The puppies have been separated from their mom for their weekly photo session. They miss her warmth and hunt for each other in order to huddle together. Since their eyes and ears are still closed, they navigate by smell and by sensing nearby body heat. They pull themselves along with their sharp little claws, trying to walk but not quite there yet. View the video full-screen with sound for the best experience.
Wednesday evening, May 19, Lacey whelped ten healthy, vigorous Goldendoodle puppies: five girls and five boys. The deliveries were normal and without complication. The puppies began nursing immediately. Lacey is a good mother.

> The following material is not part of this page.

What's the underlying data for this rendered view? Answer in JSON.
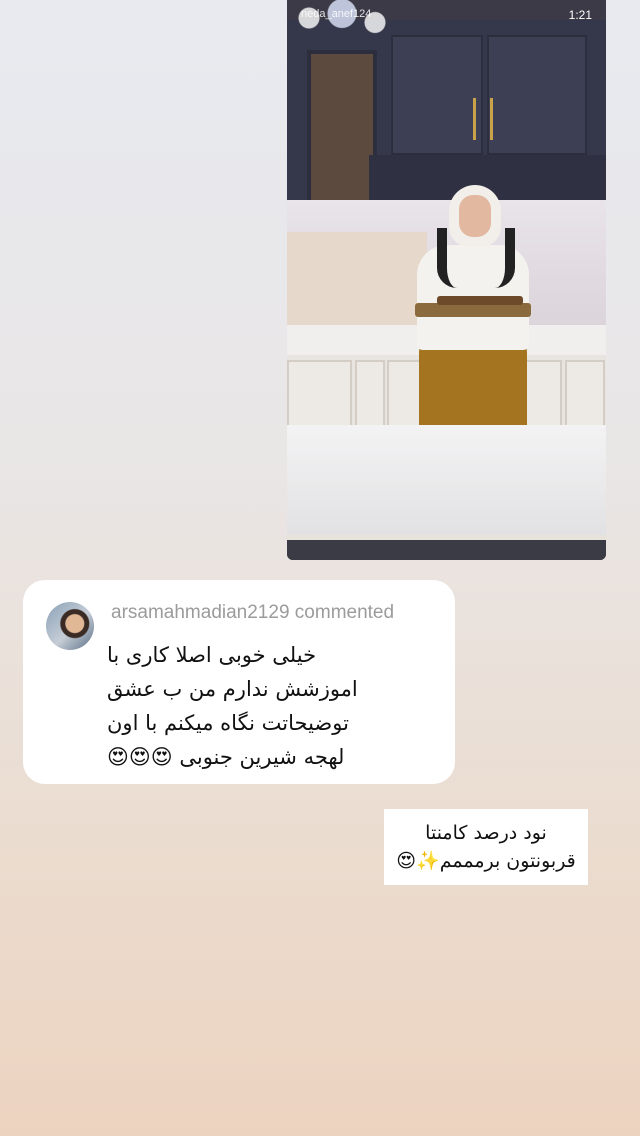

She likes to have her puppies with her at all times, but since there are ten, I give her the five girls, then the five boys, in alternating shifts so she is not overwhelmed. At birth, the puppies each weighed about 11 ounces. They have all gained weight during their first few days. All the nourishment they get is from their mother's colostrum and milk. Lacey licks her puppies frequently to keep them clean. At this point all they do is nurse and sleep. When they sleep they jerk and twitch. This is a normal condition that helps their muscles develop. Their eyes and ears are closed and will not open until their third week. Click the thumbnails below to see the full images and videos.
You can see why I don't usually put all 10 puppies on Lacey at the same time. But Lacey is attentive and tries to keep track of each one, even when it appears Miss Pink may get lost. If the puppies whimper while sleeping, Lacey becomes concerned and checks carefully to make sure they are alright. For the best experience, view this hi-def video full screen with sound.